Dairy Crest plans to close two dairies in a bid to reduce costs and sustain profitability at its liquid milk business, putting more than 400 jobs at risk.
The UK’s largest dairy processor today (17 April) insisted the move to close facilities in Aintree and Fenstanton was part of a strategy to reduce costs at its liquid milk business, which is operating in an “extremely challenging market environment”.
“The proposals we are announcing today are part of a series of actions designed to restore our dairies business to an acceptable level of profitability over the medium term,” said CEO Mark Allen.
Dairy Crest anticipates there to be an exceptional costs of GBP15m (US$23.9m) associated with these closures. These will be charged in the 2012-2013 fiscal year, the company revealed.

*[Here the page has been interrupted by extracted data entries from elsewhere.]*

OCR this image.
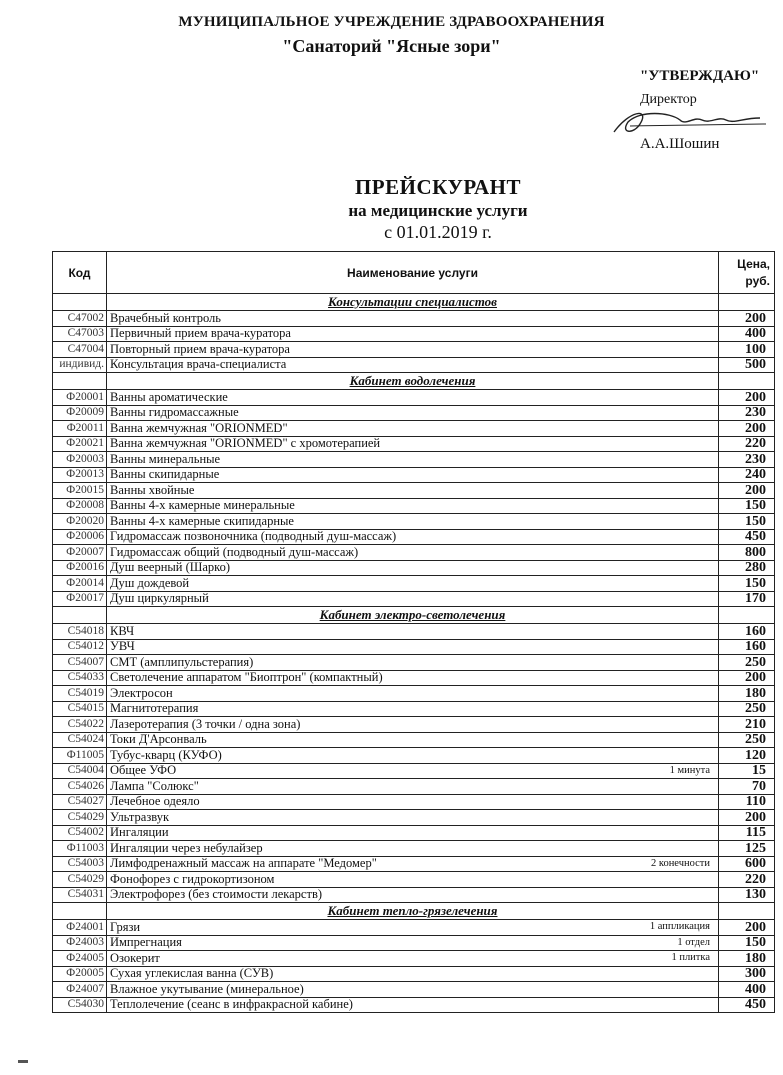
МУНИЦИПАЛЬНОЕ УЧРЕЖДЕНИЕ ЗДРАВООХРАНЕНИЯ
"Санаторий "Ясные зори"
"УТВЕРЖДАЮ"
Директор
А.А.Шошин
ПРЕЙСКУРАНТ
на медицинские услуги
с 01.01.2019 г.
Код	Наименование услуги	Цена, руб.
	Консультации специалистов	
С47002	Врачебный контроль	200
С47003	Первичный прием врача-куратора	400
С47004	Повторный прием врача-куратора	100
индивид.	Консультация врача-специалиста	500
	Кабинет водолечения	
Ф20001	Ванны ароматические	200
Ф20009	Ванны гидромассажные	230
Ф20011	Ванна жемчужная "ORIONMED"	200
Ф20021	Ванна жемчужная "ORIONMED" с хромотерапией	220
Ф20003	Ванны минеральные	230
Ф20013	Ванны скипидарные	240
Ф20015	Ванны хвойные	200
Ф20008	Ванны 4-х камерные минеральные	150
Ф20020	Ванны 4-х камерные скипидарные	150
Ф20006	Гидромассаж позвоночника (подводный душ-массаж)	450
Ф20007	Гидромассаж общий (подводный душ-массаж)	800
Ф20016	Душ веерный (Шарко)	280
Ф20014	Душ дождевой	150
Ф20017	Душ циркулярный	170
	Кабинет электро-светолечения	
С54018	КВЧ	160
С54012	УВЧ	160
С54007	СМТ (амплипульстерапия)	250
С54033	Светолечение аппаратом "Биоптрон" (компактный)	200
С54019	Электросон	180
С54015	Магнитотерапия	250
С54022	Лазеротерапия (3 точки / одна зона)	210
С54024	Токи Д'Арсонваль	250
Ф11005	Тубус-кварц (КУФО)	120
С54004	Общее УФО 1 минута	15
С54026	Лампа "Солюкс"	70
С54027	Лечебное одеяло	110
С54029	Ультразвук	200
С54002	Ингаляции	115
Ф11003	Ингаляции через небулайзер	125
С54003	Лимфодренажный массаж на аппарате "Медомер" 2 конечности	600
С54029	Фонофорез с гидрокортизоном	220
С54031	Электрофорез (без стоимости лекарств)	130
	Кабинет тепло-грязелечения	
Ф24001	Грязи 1 аппликация	200
Ф24003	Импрегнация 1 отдел	150
Ф24005	Озокерит 1 плитка	180
Ф20005	Сухая углекислая ванна (СУВ)	300
Ф24007	Влажное укутывание (минеральное)	400
С54030	Теплолечение (сеанс в инфракрасной кабине)	450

Responding to the news, Unite, the union representing Dairy Crest workers, confirmed that it has entered the mandatory 90-day worker consultation process with the company.
Describing the news as a “massive blow” Unite national officer Cath Speight said that the move had put more than 400 jobs at risk.
“We hope Dairy Crest’s management will rethink this decision and we urge them to offer the staff affected every opportunity for redeployment within the business,” Speight said.
Meanwhile, Dairy Crest also announced that UK retailer Tesco does not plan to renew a current contract with the compay for the supply of liquid milk. The Tesco supply deal comes to an end in July and accounted for 3% of Dairy Crest’s liquid milk sales last year.
“The loss of this contract does not change the group’s wider and important relationship with Tesco across key UK brands Cathedral City, Country Life, Clover and Frijj and will not impact Dairy Crest’s profit expectations for the year ending March 31st 2013,” the company said.
Dairy Crest added that stronger-than-anticipated cash collection meant net debt at 31 March will be around 5% lower than market expectations.